Loved the design but was disappointed by the quality. Within first few months of owning had to fix cup and glass holders, seat were making squeaky noise from day one. Doors get heavy if they not lubed every few months. On 28K mileage had to change front and rear brakes and was told by technician that it is normal wear for this model. 
Just for comparison: my 1994 Altima with 152K had rear brakes done once or twice, never oiled doors, seats are quite and no small staff inside ever needed to be fixed.


----------



## cdmorenot (Dec 22, 2005)

you should had done some research before buying.. no matter where you go people will tell you a nissan altima is the car for you if you're looking for something fun to drive meaning some torque speed etc... but the car is not built with the same quality of materials camry or accord uses... the brakes.. it's not normal wear i also have a 2004 and i have done three brake jobs on it and i have 32k on my odo but i drive it very hard.. the doors...no biggie a can of wd-40 is 3.99 lub them up.. the seats squeaking.. pull the back piece off and lube the springs.. it's all good..! and i don't think your old altima went that long without having to lube up the moving parts such as the door...but anyway.. i have a 2004 and im really happy with it.. i do admit the interior sucks.. the quality of the interior is horrible.. but the car is just so fun to drive dammit! i don't know how old you are or what you are into .. but put some aftermarket parts in it... that's when the fun begins... later


----------



## myoung (Apr 15, 2002)

I have a 2003 3.5 and haven't had any problems listed above...


----------



## Jerad (Aug 24, 2005)

myoung said:


> I have a 2003 3.5 and haven't had any problems listed above...



I have the 05. It is not as quality as I expected.
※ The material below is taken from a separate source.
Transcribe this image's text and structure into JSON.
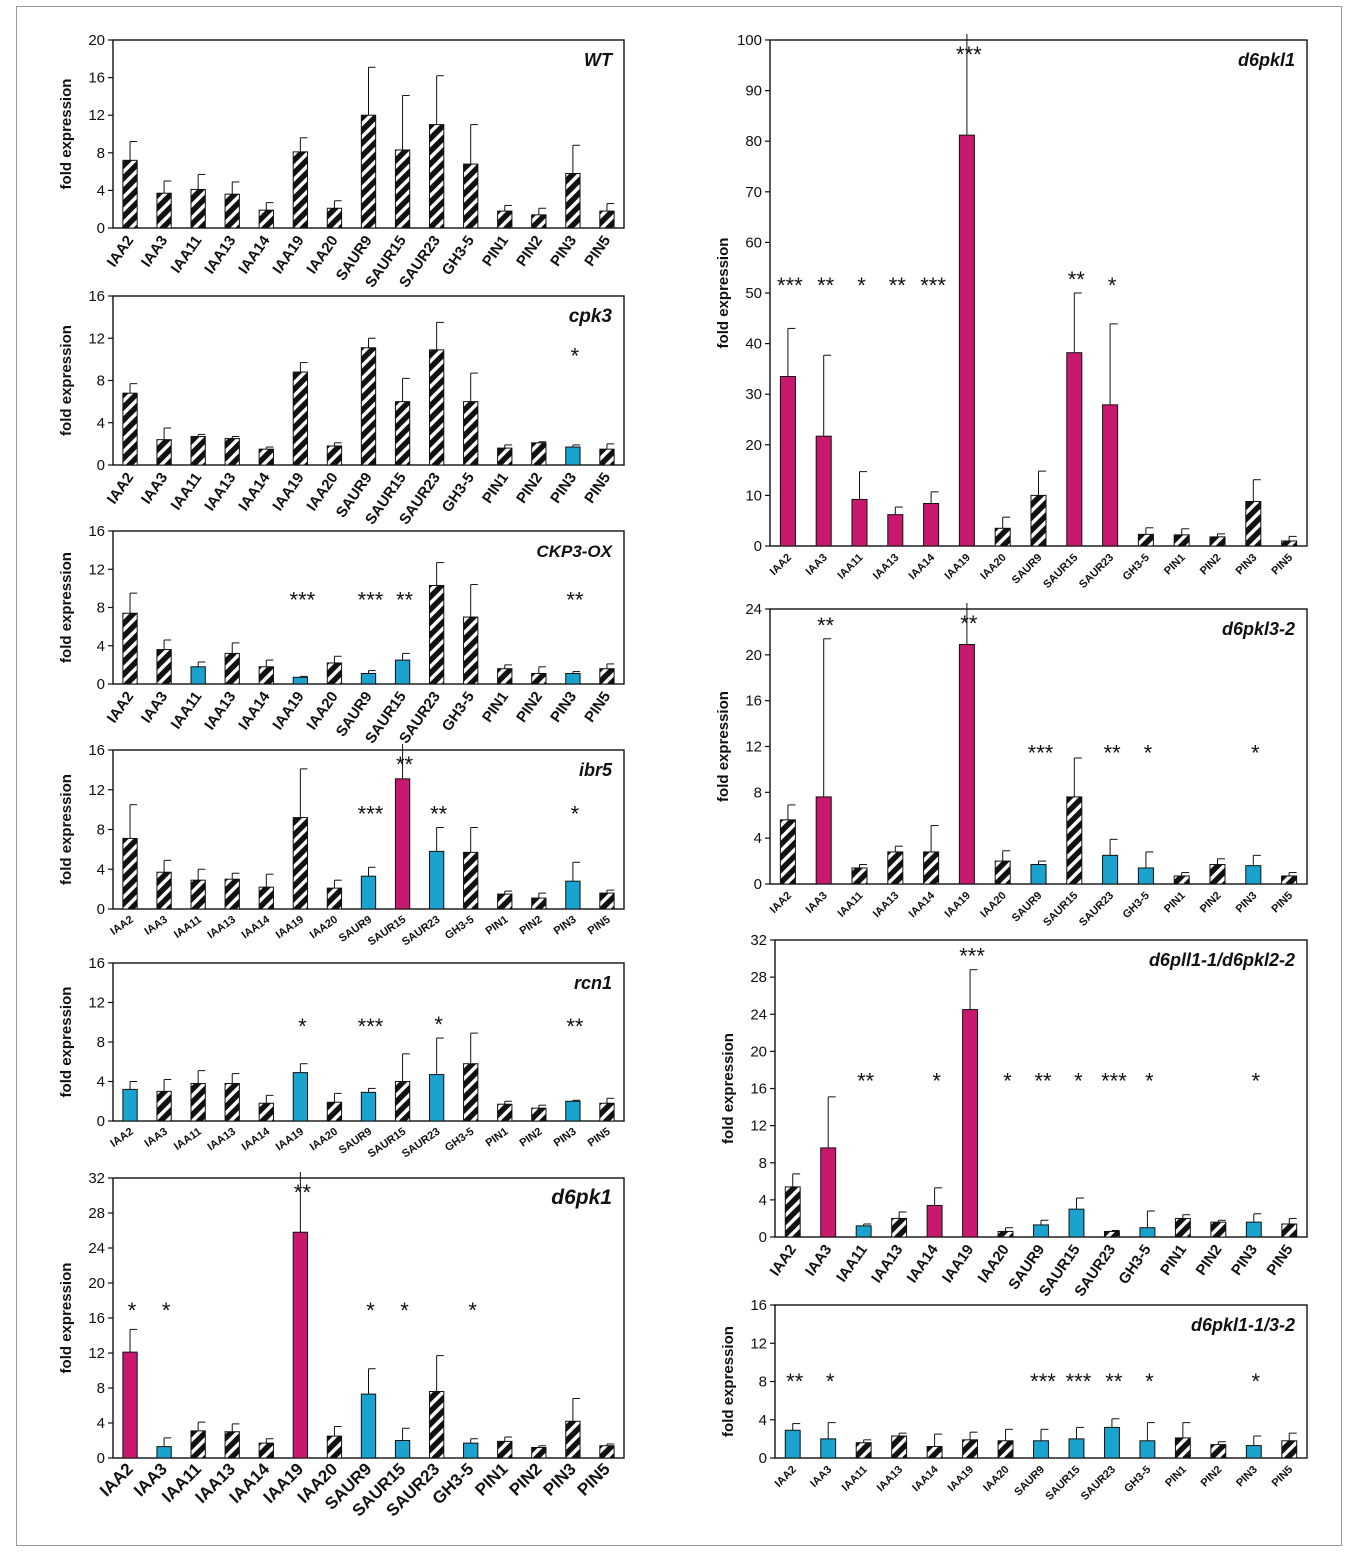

The brakes are shuddering at 20k km. The trim on the roof has popped off a few times.

But it moves like a bat out of hell.


----------



## WATSON1 (Jul 9, 2005)

Jerad said:


> The brakes are shuddering at 20k km. But it moves like a bat out of hell.


The cause of the shuddering brakes may be coming to a stop after moving like a bat out of hell. The rotors will get too hot and warp a little, causing a "shudder" or "shake". I've done it to more than a couple of cars, go out and haul ass, wait until the last second, and then have to hit the brakes so hard I almost slide into the floorboard.


----------